2

When I work with update conflict problem with SNAPSHOT Isolation Level, it seems that autocommit transactions use the isolation level used at last time.

Condition: ALLOW_SNAPSHOT_ISOLATION is ON, READ_COMMITTED_SNAPSHOT is OFF

Step 1 : Execute update statement without transaction

using (var sqlconn = new SqlConnection("Data source=..."))
using (var sqlcmd = sqlconn.CreateCommand())
{
    sqlconn.Open();
    sqlcmd.CommandText = "Update ..."
    sqlcmd.ExecuteNonQuery();
}

Then I take a look in sys.md_exec_sessions and found the transaction isolation level is READCOMMITTED.

Step 2 : Execute update statement with transaction in SNAPSHOT isolation level

using (var sqlconn = new SqlConnection("Data source=..."))
{
    sqlconn.Open();

    using (var sqltran = sqlconn.BeginTransaction(IsolationLevel.Snapshot))
    using (var sqlcmd = sqlconn.CreateCommand())
    {
        sqlconn.Open();
        sqlcmd.CommandText = "Update ..."
        sqlcmd.ExecuteNonQuery();
    }
}

The isolation level is Snapshot, works good.

Step 3 : do step 1 again

The isolation level is Snapshot. I expect step 3 shows READCOMMITTED cause READ_COMMITTED_SNAPSHOT is OFF.

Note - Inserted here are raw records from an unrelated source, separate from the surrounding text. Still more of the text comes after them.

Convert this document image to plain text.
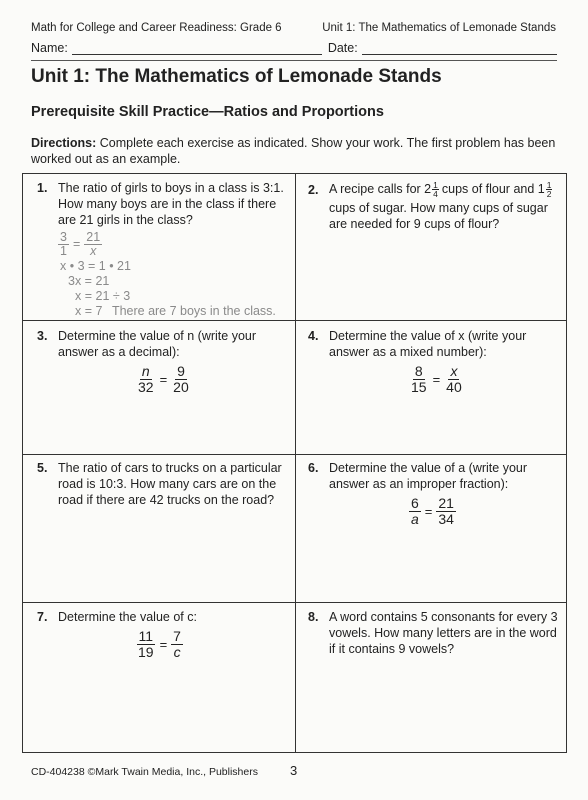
Math for College and Career Readiness: Grade 6	Unit 1: The Mathematics of Lemonade Stands
Name:	Date:
Unit 1: The Mathematics of Lemonade Stands
Prerequisite Skill Practice—Ratios and Proportions
Directions: Complete each exercise as indicated. Show your work. The first problem has been worked out as an example.
1. The ratio of girls to boys in a class is 3:1.
How many boys are in the class if there
are 21 girls in the class?
$\frac{3}{1} = \frac{21}{x}$
x • 3 = 1 • 21
3x = 21
x = 21 ÷ 3
x = 7 There are 7 boys in the class.
2. A recipe calls for $2 \frac{1}{4}$ cups of flour and $1 \frac{1}{2}$
cups of sugar. How many cups of sugar
are needed for 9 cups of flour?
3. Determine the value of n (write your
answer as a decimal):
$\frac{n}{32} = \frac{9}{20}$
4. Determine the value of x (write your
answer as a mixed number):
$\frac{8}{15} = \frac{x}{40}$
5. The ratio of cars to trucks on a particular
road is 10:3. How many cars are on the
road if there are 42 trucks on the road?
6. Determine the value of a (write your
answer as an improper fraction):
$\frac{6}{a} = \frac{21}{34}$
7. Determine the value of c:
$\frac{11}{19} = \frac{7}{c}$
8. A word contains 5 consonants for every 3
vowels. How many letters are in the word
if it contains 9 vowels?
CD-404238 ©Mark Twain Media, Inc., Publishers 3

There is two ideas that I supposed, but I cannot conclude.

  1. dm_exec_sessions will not contains information about autocommit transactions
  2. autocommit transaction actually uses SNAPSHOT

Any idea will be appreciated.

Thanks,

1 Answers1

1

There isn't a specific isolation level for autocommit transactions. They use whatever isolation level has last been declared for a connection (or the server default).

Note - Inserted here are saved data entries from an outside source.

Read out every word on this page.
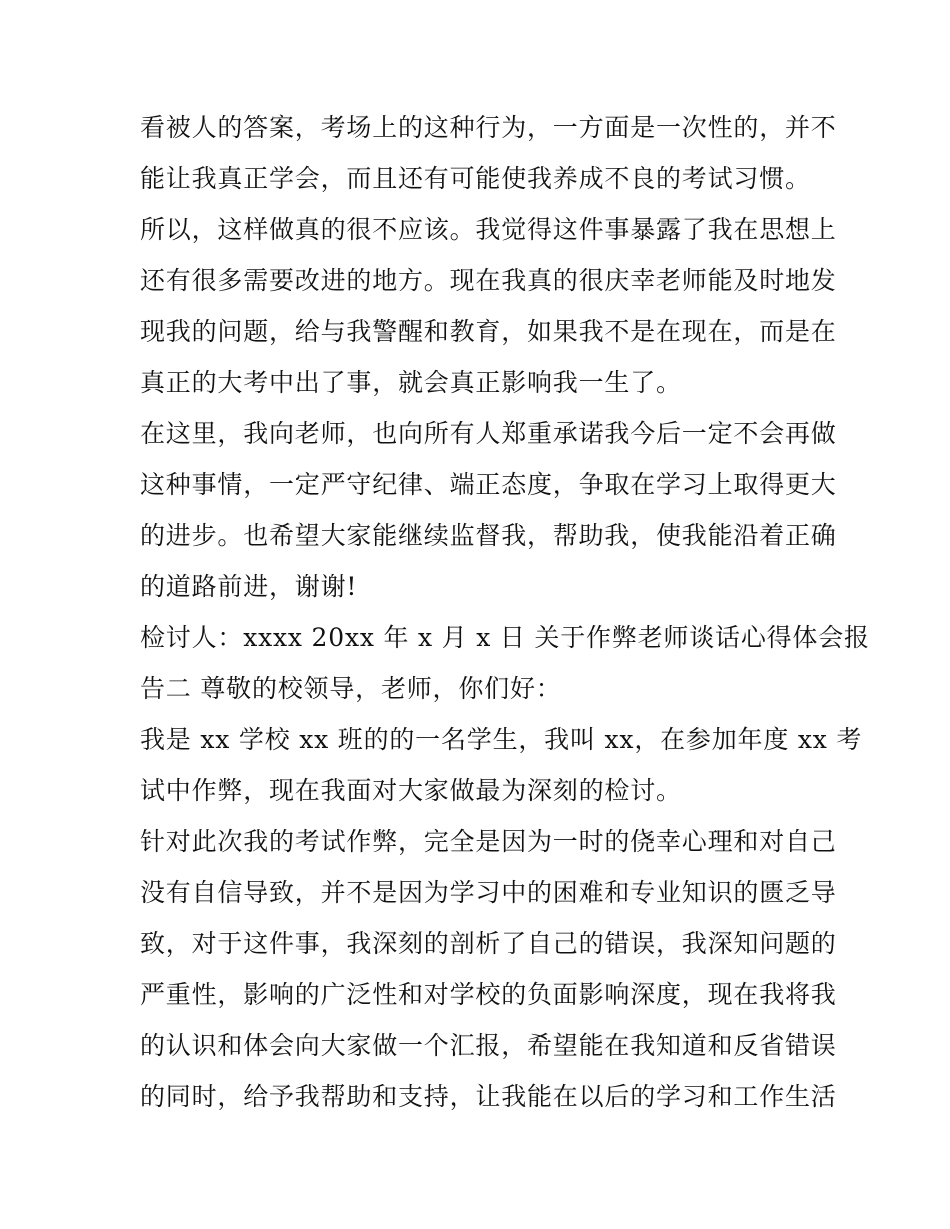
看被人的答案，考场上的这种行为，一方面是一次性的，并不
能让我真正学会，而且还有可能使我养成不良的考试习惯。
所以，这样做真的很不应该。我觉得这件事暴露了我在思想上
还有很多需要改进的地方。现在我真的很庆幸老师能及时地发
现我的问题，给与我警醒和教育，如果我不是在现在，而是在
真正的大考中出了事，就会真正影响我一生了。
在这里，我向老师，也向所有人郑重承诺我今后一定不会再做
这种事情，一定严守纪律、端正态度，争取在学习上取得更大
的进步。也希望大家能继续监督我，帮助我，使我能沿着正确
的道路前进，谢谢!
检讨人：xxxx 20xx 年 x 月 x 日 关于作弊老师谈话心得体会报
告二 尊敬的校领导，老师，你们好：
我是 xx 学校 xx 班的的一名学生，我叫 xx，在参加年度 xx 考
试中作弊，现在我面对大家做最为深刻的检讨。
针对此次我的考试作弊，完全是因为一时的侥幸心理和对自己
没有自信导致，并不是因为学习中的困难和专业知识的匮乏导
致，对于这件事，我深刻的剖析了自己的错误，我深知问题的
严重性，影响的广泛性和对学校的负面影响深度，现在我将我
的认识和体会向大家做一个汇报，希望能在我知道和反省错误
的同时，给予我帮助和支持，让我能在以后的学习和工作生活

Unfortunately, however, in the face of connection pooling1, what you think of as a "new" connection may in fact be a re-used one. So in some circumstances, you'll pick up a connection that uses an isolation level different from the SQL Server default (Read Committed).

My advice would be - if you use explicit isolation levels anywhere, you also need to make sure that you use different connection string, or you need to turn off connection pooling, if you don't want to explicitly set the isolation level everywhere. I'd usually prefer the first, so that you can still benefit from connection pooling, but have separate pools for each required isolation level.

1 Connect Issue which seems to indicate that this may or may not be true for SQL Server 2014 and later.